Better Modelling Improves Non-Animal Chemical Safety Assessment
Mark T.D. Cronin
School of Pharmacy and Biomolecular Sciences, Liverpool John Moores University, Byrom Street, L3 3AF, Liverpool, UK
Computational, or in silico, approaches are fundamental in 21st Century toxicology, providing means of estimating hazard and exposure to a particular xenobiotic in a particular use case scenario. Interest in computational toxicology is growing strongly and linked to new technologies in artificial intelligence. Whilst it is attractive to create models rapidly using some of the comprehensive data sets now available, we need to remember concepts of good modelling. Approaches such as the OECD QSAR Principles and ECHA RAAF are well established to promote valid models and acceptable predictions. However, we believe that modellers interested in supporting chemical safety assessment should go further. For instance, problem formulation is well established in safety assessment, but is often lacking in computational modelling. Problem formulation allows for the aim of the model to be stated and for “acceptance” criteria to be established. To support development of high-quality models, data quality should be assessed. The problem formulation exercise should identify whether a “quick and dirty” approach to model development is sufficient, or whether more effort should be placed in quality assessment which is shown to lead to better models. Evaluation of models should be undertaken in the context of demonstrating the “credibility” of the models, i.e. their verification, validation and assessment of uncertainties. Relating to uncertainties, new approaches, based around EFSA guidance have been developed which allow for definition of “tolerable” uncertainty in areas such as read-across. When models are available, they should be FAIR. The “FAIR Lite” principles have recently been proposed which simplify the demonstration and process of FAIRification of in silico approaches.
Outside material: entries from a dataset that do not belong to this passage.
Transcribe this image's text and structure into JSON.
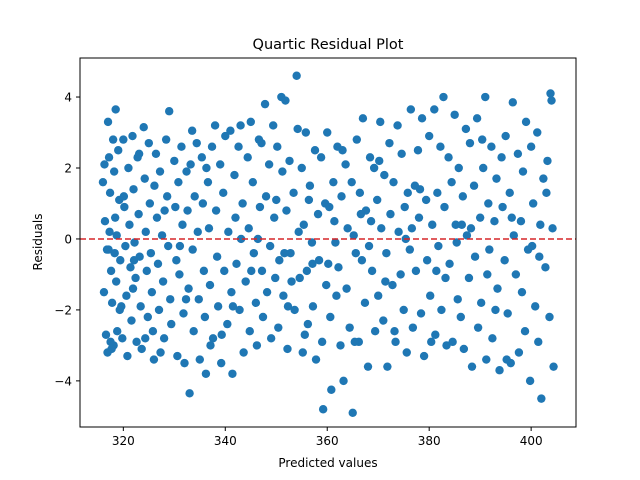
{
  "chart_data": {
    "type": "scatter",
    "title": "Quartic Residual Plot",
    "xlabel": "Predicted values",
    "ylabel": "Residuals",
    "xlim": [
      311.5,
      408.8
    ],
    "ylim": [
      -5.3,
      5.1
    ],
    "xticks": [
      320,
      340,
      360,
      380,
      400
    ],
    "xtick_labels": [
      "320",
      "340",
      "360",
      "380",
      "400"
    ],
    "yticks": [
      -4,
      -2,
      0,
      2,
      4
    ],
    "ytick_labels": [
      "−4",
      "−2",
      "0",
      "2",
      "4"
    ],
    "grid": false,
    "reference_line": {
      "y": 0,
      "style": "dashed",
      "color": "#d62728"
    },
    "marker_color": "#1f77b4",
    "points": [
      [
        316.0,
        1.6
      ],
      [
        316.4,
        0.5
      ],
      [
        316.8,
        -0.3
      ],
      [
        316.2,
        -1.5
      ],
      [
        316.6,
        -2.7
      ],
      [
        316.9,
        -3.2
      ],
      [
        317.0,
        3.3
      ],
      [
        317.2,
        2.3
      ],
      [
        317.4,
        1.3
      ],
      [
        317.3,
        0.2
      ],
      [
        317.6,
        -0.9
      ],
      [
        317.8,
        -1.8
      ],
      [
        317.5,
        -2.9
      ],
      [
        318.0,
        2.8
      ],
      [
        318.2,
        1.9
      ],
      [
        318.4,
        0.6
      ],
      [
        318.3,
        -0.4
      ],
      [
        318.6,
        -1.2
      ],
      [
        318.8,
        -2.6
      ],
      [
        318.1,
        -3.0
      ],
      [
        318.5,
        3.65
      ],
      [
        319.0,
        2.5
      ],
      [
        319.2,
        1.1
      ],
      [
        319.4,
        -0.6
      ],
      [
        319.6,
        -1.9
      ],
      [
        319.8,
        -2.8
      ],
      [
        320.0,
        2.8
      ],
      [
        320.2,
        0.9
      ],
      [
        320.4,
        -0.2
      ],
      [
        320.6,
        -1.6
      ],
      [
        320.8,
        -3.3
      ],
      [
        321.0,
        2.0
      ],
      [
        321.2,
        0.4
      ],
      [
        321.4,
        -0.8
      ],
      [
        321.6,
        -2.3
      ],
      [
        321.8,
        2.9
      ],
      [
        322.0,
        1.4
      ],
      [
        322.2,
        -0.1
      ],
      [
        322.4,
        -1.1
      ],
      [
        322.6,
        -2.9
      ],
      [
        322.8,
        2.3
      ],
      [
        323.0,
        0.7
      ],
      [
        323.2,
        -0.5
      ],
      [
        323.4,
        -1.9
      ],
      [
        323.6,
        -3.1
      ],
      [
        324.0,
        3.15
      ],
      [
        324.2,
        1.7
      ],
      [
        324.4,
        0.2
      ],
      [
        324.6,
        -0.9
      ],
      [
        324.8,
        -2.2
      ],
      [
        325.0,
        2.7
      ],
      [
        325.2,
        1.0
      ],
      [
        325.4,
        -0.4
      ],
      [
        325.6,
        -1.5
      ],
      [
        325.8,
        -2.6
      ],
      [
        326.0,
        -3.4
      ],
      [
        326.4,
        2.4
      ],
      [
        326.6,
        0.6
      ],
      [
        326.8,
        -0.7
      ],
      [
        327.0,
        -2.0
      ],
      [
        327.2,
        1.9
      ],
      [
        327.6,
        0.1
      ],
      [
        327.8,
        -1.2
      ],
      [
        328.0,
        -2.8
      ],
      [
        328.4,
        2.8
      ],
      [
        328.6,
        1.2
      ],
      [
        328.8,
        -0.2
      ],
      [
        329.0,
        3.6
      ],
      [
        329.2,
        -1.7
      ],
      [
        329.4,
        -2.4
      ],
      [
        330.0,
        2.2
      ],
      [
        330.2,
        0.9
      ],
      [
        330.4,
        -0.6
      ],
      [
        330.6,
        -3.3
      ],
      [
        330.8,
        1.6
      ],
      [
        331.0,
        -1.0
      ],
      [
        331.4,
        2.6
      ],
      [
        331.6,
        0.4
      ],
      [
        331.8,
        -2.1
      ],
      [
        332.0,
        -3.5
      ],
      [
        332.4,
        1.9
      ],
      [
        332.6,
        0.8
      ],
      [
        332.8,
        -1.4
      ],
      [
        333.0,
        -4.35
      ],
      [
        333.2,
        2.1
      ],
      [
        333.6,
        -0.3
      ],
      [
        333.8,
        -2.6
      ],
      [
        334.0,
        1.2
      ],
      [
        334.4,
        2.7
      ],
      [
        334.6,
        0.2
      ],
      [
        334.8,
        -1.7
      ],
      [
        335.0,
        -3.4
      ],
      [
        335.4,
        2.3
      ],
      [
        335.6,
        1.0
      ],
      [
        335.8,
        -0.9
      ],
      [
        336.0,
        -2.2
      ],
      [
        336.2,
        -3.8
      ],
      [
        336.6,
        1.6
      ],
      [
        336.8,
        0.3
      ],
      [
        337.0,
        -1.3
      ],
      [
        337.4,
        2.6
      ],
      [
        337.6,
        -2.8
      ],
      [
        338.0,
        3.2
      ],
      [
        338.2,
        0.8
      ],
      [
        338.4,
        -0.5
      ],
      [
        338.6,
        -1.9
      ],
      [
        339.0,
        2.1
      ],
      [
        339.2,
        -3.5
      ],
      [
        339.6,
        1.3
      ],
      [
        339.8,
        -0.9
      ],
      [
        340.0,
        2.9
      ],
      [
        340.4,
        -2.4
      ],
      [
        340.6,
        0.2
      ],
      [
        341.0,
        3.05
      ],
      [
        341.2,
        -1.5
      ],
      [
        341.4,
        -3.8
      ],
      [
        341.8,
        1.8
      ],
      [
        342.0,
        0.6
      ],
      [
        342.2,
        -0.7
      ],
      [
        342.6,
        2.6
      ],
      [
        342.8,
        -2.0
      ],
      [
        343.0,
        3.2
      ],
      [
        343.4,
        1.0
      ],
      [
        343.6,
        -3.2
      ],
      [
        344.0,
        -1.2
      ],
      [
        344.4,
        2.3
      ],
      [
        344.6,
        0.3
      ],
      [
        344.8,
        -2.6
      ],
      [
        345.0,
        3.3
      ],
      [
        345.4,
        1.6
      ],
      [
        345.6,
        -0.4
      ],
      [
        346.0,
        -1.8
      ],
      [
        346.2,
        -3.0
      ],
      [
        346.6,
        2.8
      ],
      [
        346.8,
        0.9
      ],
      [
        347.2,
        -0.9
      ],
      [
        347.4,
        -2.2
      ],
      [
        347.8,
        3.8
      ],
      [
        348.0,
        1.2
      ],
      [
        348.2,
        -1.5
      ],
      [
        348.6,
        2.1
      ],
      [
        348.8,
        -0.2
      ],
      [
        349.0,
        -2.8
      ],
      [
        349.4,
        3.2
      ],
      [
        349.6,
        0.6
      ],
      [
        349.8,
        -1.1
      ],
      [
        350.2,
        2.6
      ],
      [
        350.4,
        -2.5
      ],
      [
        350.6,
        -0.6
      ],
      [
        351.0,
        4.0
      ],
      [
        351.2,
        1.9
      ],
      [
        351.4,
        -1.6
      ],
      [
        351.8,
        3.9
      ],
      [
        352.0,
        0.8
      ],
      [
        352.2,
        -3.1
      ],
      [
        352.6,
        2.2
      ],
      [
        352.8,
        -0.4
      ],
      [
        353.0,
        -1.2
      ],
      [
        353.4,
        1.3
      ],
      [
        353.6,
        -2.0
      ],
      [
        354.0,
        4.6
      ],
      [
        354.2,
        3.1
      ],
      [
        354.4,
        0.2
      ],
      [
        354.6,
        -1.1
      ],
      [
        355.0,
        2.0
      ],
      [
        355.2,
        -3.2
      ],
      [
        355.4,
        0.4
      ],
      [
        355.8,
        3.0
      ],
      [
        356.0,
        -0.9
      ],
      [
        356.2,
        -2.4
      ],
      [
        356.6,
        1.5
      ],
      [
        357.0,
        -0.1
      ],
      [
        357.2,
        -1.9
      ],
      [
        357.6,
        2.5
      ],
      [
        357.8,
        -3.4
      ],
      [
        358.2,
        0.7
      ],
      [
        358.4,
        -0.6
      ],
      [
        358.8,
        2.3
      ],
      [
        359.0,
        -2.9
      ],
      [
        359.2,
        -4.8
      ],
      [
        359.6,
        1.0
      ],
      [
        359.8,
        -1.3
      ],
      [
        360.0,
        3.0
      ],
      [
        360.2,
        -0.7
      ],
      [
        360.6,
        -2.2
      ],
      [
        360.8,
        -4.25
      ],
      [
        361.2,
        1.6
      ],
      [
        361.4,
        0.5
      ],
      [
        361.8,
        -1.6
      ],
      [
        362.0,
        2.6
      ],
      [
        362.2,
        -0.8
      ],
      [
        362.6,
        -3.0
      ],
      [
        362.8,
        1.2
      ],
      [
        363.2,
        -4.0
      ],
      [
        363.6,
        2.1
      ],
      [
        363.8,
        -1.4
      ],
      [
        364.0,
        0.3
      ],
      [
        364.4,
        -2.5
      ],
      [
        364.8,
        1.6
      ],
      [
        365.0,
        -4.9
      ],
      [
        365.2,
        0.1
      ],
      [
        365.6,
        -0.4
      ],
      [
        365.8,
        2.8
      ],
      [
        366.2,
        -2.9
      ],
      [
        366.4,
        1.3
      ],
      [
        366.8,
        -0.6
      ],
      [
        367.0,
        3.4
      ],
      [
        367.4,
        -1.8
      ],
      [
        367.6,
        0.8
      ],
      [
        368.0,
        -3.6
      ],
      [
        368.4,
        2.3
      ],
      [
        368.6,
        0.5
      ],
      [
        368.8,
        -0.9
      ],
      [
        369.2,
        2.0
      ],
      [
        369.4,
        -2.6
      ],
      [
        369.8,
        1.1
      ],
      [
        370.0,
        -1.6
      ],
      [
        370.4,
        3.3
      ],
      [
        370.6,
        0.3
      ],
      [
        371.0,
        -2.3
      ],
      [
        371.2,
        1.8
      ],
      [
        371.6,
        -0.4
      ],
      [
        371.8,
        -3.6
      ],
      [
        372.2,
        2.7
      ],
      [
        372.4,
        0.7
      ],
      [
        372.8,
        -1.3
      ],
      [
        373.0,
        1.6
      ],
      [
        373.4,
        -2.9
      ],
      [
        373.8,
        3.2
      ],
      [
        374.0,
        0.2
      ],
      [
        374.4,
        -1.0
      ],
      [
        374.6,
        2.4
      ],
      [
        375.0,
        -2.0
      ],
      [
        375.2,
        0.9
      ],
      [
        375.6,
        -3.2
      ],
      [
        375.8,
        1.3
      ],
      [
        376.2,
        -0.3
      ],
      [
        376.4,
        3.65
      ],
      [
        376.8,
        -2.5
      ],
      [
        377.2,
        1.5
      ],
      [
        377.4,
        -0.9
      ],
      [
        377.8,
        2.5
      ],
      [
        378.0,
        0.6
      ],
      [
        378.4,
        -2.1
      ],
      [
        378.6,
        3.4
      ],
      [
        379.0,
        -3.3
      ],
      [
        379.4,
        1.1
      ],
      [
        379.6,
        -0.6
      ],
      [
        380.0,
        2.9
      ],
      [
        380.2,
        -1.6
      ],
      [
        380.6,
        0.4
      ],
      [
        381.0,
        3.65
      ],
      [
        381.2,
        -2.7
      ],
      [
        381.6,
        1.3
      ],
      [
        381.8,
        -0.2
      ],
      [
        382.2,
        2.6
      ],
      [
        382.4,
        -2.0
      ],
      [
        382.8,
        4.0
      ],
      [
        383.0,
        0.9
      ],
      [
        383.4,
        -3.0
      ],
      [
        383.8,
        2.3
      ],
      [
        384.0,
        -0.7
      ],
      [
        384.4,
        1.6
      ],
      [
        384.6,
        -2.9
      ],
      [
        385.0,
        3.5
      ],
      [
        385.2,
        0.4
      ],
      [
        385.6,
        -1.7
      ],
      [
        385.8,
        2.0
      ],
      [
        386.2,
        -2.2
      ],
      [
        386.6,
        1.2
      ],
      [
        386.8,
        -3.1
      ],
      [
        387.2,
        3.1
      ],
      [
        387.4,
        0.1
      ],
      [
        387.8,
        -1.1
      ],
      [
        388.0,
        2.7
      ],
      [
        388.4,
        -3.6
      ],
      [
        388.8,
        1.5
      ],
      [
        389.0,
        -0.5
      ],
      [
        389.4,
        3.4
      ],
      [
        389.6,
        -2.5
      ],
      [
        390.0,
        0.6
      ],
      [
        390.2,
        -1.8
      ],
      [
        390.6,
        2.0
      ],
      [
        391.0,
        4.0
      ],
      [
        391.2,
        -3.4
      ],
      [
        391.6,
        1.0
      ],
      [
        391.8,
        -0.3
      ],
      [
        392.2,
        2.6
      ],
      [
        392.4,
        -2.8
      ],
      [
        392.8,
        0.5
      ],
      [
        393.2,
        1.7
      ],
      [
        393.4,
        -1.4
      ],
      [
        393.8,
        -3.7
      ],
      [
        394.2,
        2.3
      ],
      [
        394.4,
        0.9
      ],
      [
        394.8,
        -0.6
      ],
      [
        395.0,
        2.9
      ],
      [
        395.4,
        -2.1
      ],
      [
        395.8,
        1.3
      ],
      [
        396.0,
        -3.5
      ],
      [
        396.4,
        3.85
      ],
      [
        396.6,
        0.1
      ],
      [
        397.0,
        -1.0
      ],
      [
        397.4,
        2.4
      ],
      [
        397.6,
        -3.2
      ],
      [
        398.0,
        0.5
      ],
      [
        398.4,
        1.9
      ],
      [
        398.8,
        -2.6
      ],
      [
        399.0,
        3.3
      ],
      [
        399.4,
        -0.3
      ],
      [
        399.8,
        -4.0
      ],
      [
        400.0,
        2.6
      ],
      [
        400.4,
        1.0
      ],
      [
        400.8,
        -1.9
      ],
      [
        401.2,
        3.0
      ],
      [
        401.4,
        -2.9
      ],
      [
        401.8,
        0.4
      ],
      [
        402.0,
        -4.5
      ],
      [
        402.4,
        1.7
      ],
      [
        402.8,
        -0.8
      ],
      [
        403.2,
        2.2
      ],
      [
        403.6,
        -2.2
      ],
      [
        403.8,
        4.1
      ],
      [
        404.0,
        3.9
      ],
      [
        404.2,
        0.3
      ],
      [
        404.4,
        -3.6
      ],
      [
        317.1,
        -0.3
      ],
      [
        318.7,
        0.1
      ],
      [
        321.9,
        -1.4
      ],
      [
        326.1,
        1.5
      ],
      [
        331.1,
        -0.2
      ],
      [
        336.3,
        2.0
      ],
      [
        341.5,
        -1.9
      ],
      [
        346.4,
        0.0
      ],
      [
        351.6,
        -0.4
      ],
      [
        356.4,
        1.1
      ],
      [
        361.6,
        -0.1
      ],
      [
        366.6,
        0.7
      ],
      [
        371.4,
        -1.2
      ],
      [
        376.6,
        0.3
      ],
      [
        381.4,
        -0.9
      ],
      [
        386.4,
        0.4
      ],
      [
        391.4,
        -1.0
      ],
      [
        396.2,
        0.6
      ],
      [
        401.6,
        -0.5
      ],
      [
        319.3,
        -2.0
      ],
      [
        323.1,
        2.4
      ],
      [
        327.3,
        -3.2
      ],
      [
        332.3,
        -1.7
      ],
      [
        337.1,
        -3.0
      ],
      [
        343.1,
        0.0
      ],
      [
        347.1,
        2.7
      ],
      [
        352.3,
        -1.9
      ],
      [
        357.1,
        -0.7
      ],
      [
        363.0,
        2.5
      ],
      [
        368.2,
        -0.2
      ],
      [
        373.2,
        -2.6
      ],
      [
        378.2,
        1.4
      ],
      [
        383.2,
        -1.1
      ],
      [
        388.2,
        0.3
      ],
      [
        393.0,
        -2.0
      ],
      [
        398.2,
        -1.5
      ],
      [
        403.0,
        1.3
      ],
      [
        316.3,
        2.1
      ],
      [
        317.7,
        -3.1
      ],
      [
        320.1,
        1.2
      ],
      [
        322.1,
        -0.6
      ],
      [
        324.3,
        -2.8
      ],
      [
        328.1,
        0.8
      ],
      [
        333.5,
        3.05
      ],
      [
        339.3,
        -2.7
      ],
      [
        345.1,
        -0.9
      ],
      [
        350.0,
        1.1
      ],
      [
        355.6,
        -2.7
      ],
      [
        360.4,
        0.9
      ],
      [
        365.4,
        -2.9
      ],
      [
        370.2,
        2.2
      ],
      [
        375.4,
        0.0
      ],
      [
        380.4,
        -2.9
      ],
      [
        385.4,
        -0.1
      ],
      [
        390.4,
        2.8
      ],
      [
        395.2,
        -3.4
      ],
      [
        400.2,
        -0.2
      ]
    ]
  }
}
Acknowledgements: This work was supported by the project RISK-HUNT3R: RISK assessment of chemicals integrating HUman centric Next generation Testing strategies promoting the 3Rs. RISK-HUNT3R has received funding from the European Union's Horizon 2020 research and innovation programme under grant agreement No 964537 and is part of the ASPIS cluster. Disclaimer: This work reflects only the author’s views, and the European Commission is not responsible for any use that may be made of the information it contains.